A Wimereux (Pas-de-Calais), des bénévoles ramassent les détritus rejetés par la mer sur 100 mètres de plage, pour mieux les étudier. Leur objectif : recenser les déchets afin d’alimenter une étude et, à terme, trouver des solutions pour limiter la pollution.
Cette plage est prisée des sportifs, des oisifs et des contemplatifs, mais on y trouve aussi de tout, y compris une multitude d’applicateurs de tampons hygiéniques usagés, de mégots, de cartouches d’encre.
« Tout finit toujours dans la mer »
L’engagement de Laurent Colasse remonte à 2007, date de ses premiers ramassages sur les berges de la Seine. Puis, en vacances sur l’île d’Ouessant (Finistère), à l’été 2010, ce chimiste qui vit à Rouen se prend une claque : « J’étais sur la pointe ouest de l’île, dans cet endroit magnifique on ne peut plus sauvage, quand j’ai découvert des granulés de plastique au sol. Les bras m’en sont tombés. Je me suis dit : ‘Non. Pas ici !' »

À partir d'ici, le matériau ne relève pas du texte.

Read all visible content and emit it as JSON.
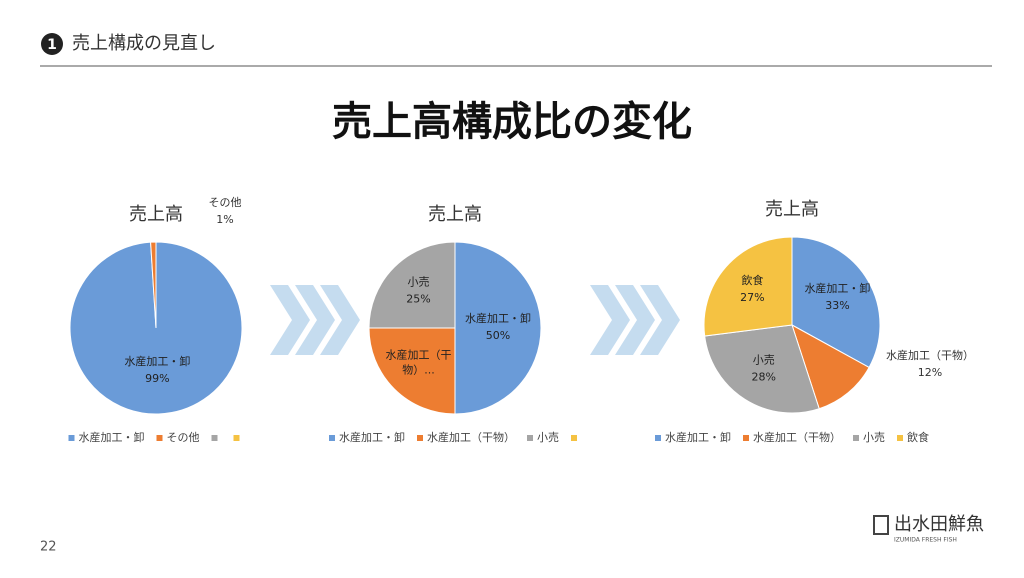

Depuis, à force de prélèvements effectués sur les bords de la Seine ainsi que sur les côtes de la Manche, il peaufine le portrait-robot de « l’homo-détritus » : il s’agirait d’un pollueur ordinaire, peut-être un peu porté sur la boisson, souffrant de constipation chronique et intraitable sur l’hygiène auriculaire. « On retrouve énormément de bouchons de bouteilles. Par chez moi, on ramasse aussi constamment du Microlax [un laxatif qui s’administre par voix rectale via un petit récipient-flacon en plastique]. C’est la star des médicaments chargés par la Seine, explique-t-il. Le flacon doit avoir un goût particulier parce qu’on le retrouve grignoté, sans doute par des petits animaux. Quant aux cotons-tiges, on en a trouvé entre 2 000 et 2 500 sur 100 mètres en nettoyant les bords de la Seine », continue-t-il en arpentant la digue de Wimereux.
Pour cette journée de nettoyage, triage et recensement de déchets, il a retrouvé à 10 heures des amis de l’association locale Sea-Mer, une dizaine de potes, tous originaire du Nord-Pas-de-Calais. Baskets au pied, sac poubelle à la main, ils sont déjà courbés sur une bande de galets à deux pas du club nautique. La mission : récolter les rebuts, sur 100 mètres uniquement. C’est la règle, conformément au protocole Ospar (en anglais), une initiative européenne de protection de l’Atlantique Nord.
En quelques minutes, bingo : les « classiques » apparaissent, au milieu du verre brisé, des emballages de kebabs, des filets de pêche et des caisses de polystyrène. Cotons-tiges (sans leurs embouts en coton), récipients de Microlax grignotés et bouchons de liège… « . Près de 80% des déchets marins proviennent de la terre ferme.
« C’est essentiel de trier et d’archiver »
« Il m’est arrivé de devoir montrer des trucs à mes parents, comme des emballages ou des marques tellement vieilles que je ne les ai pas connues ! On retrouve des choses qui ont parcouru des milliers de kilomètres aussi, comme hier, un emballage du Canada. » Plus archéologues que nettoyeurs, Jonathan, Laurent et leurs amis cherchent à comprendre d’où viennent ces vestiges pour mieux les combattre. « Je suis originaire d’ici, j’ai fait de la voile très tôt puis je suis entré dans la marine marchande, résume Jonathan, sans préciser à quand remonte son amour pour l’océan.
Sur une bâche, ils ont vidé les neuf sacs de 100 litres remplis de détritus récoltés dans la matinée. Les bouchons d’un côté, les produits d’hygiène ou d’entretien de l’autre, etc. Les emballages alimentaires et les polystyrènes se chiffrent en milliers. Ils les comptent, un par un.
« C’est essentiel de trier et d’archiver ce que l’on retrouve, d’essayer de comprendre », assure Jonathan d’une voix posée.
« Arrêter le déchet à sa source »
Pour les militants de l’association Surfrider Europe, l’interdiction des sacs plastiques à usage unique en France, depuis le 1er janvier 2017, a prouvé qu’il était possible de faire évoluer les mentalités et de contraindre une puissante industrie. « Nettoyer, c’est vrai que ça ne sert qu’à faire parler du problème, à éduquer et à sensibiliser. Le vrai but derrière, c’est d’arrêter le déchet à sa source, confirme Philippe Maison, au téléphone, depuis son bureau de Biarritz. Après les sacs, on va mettre le paquet sur les bouteilles en plastique.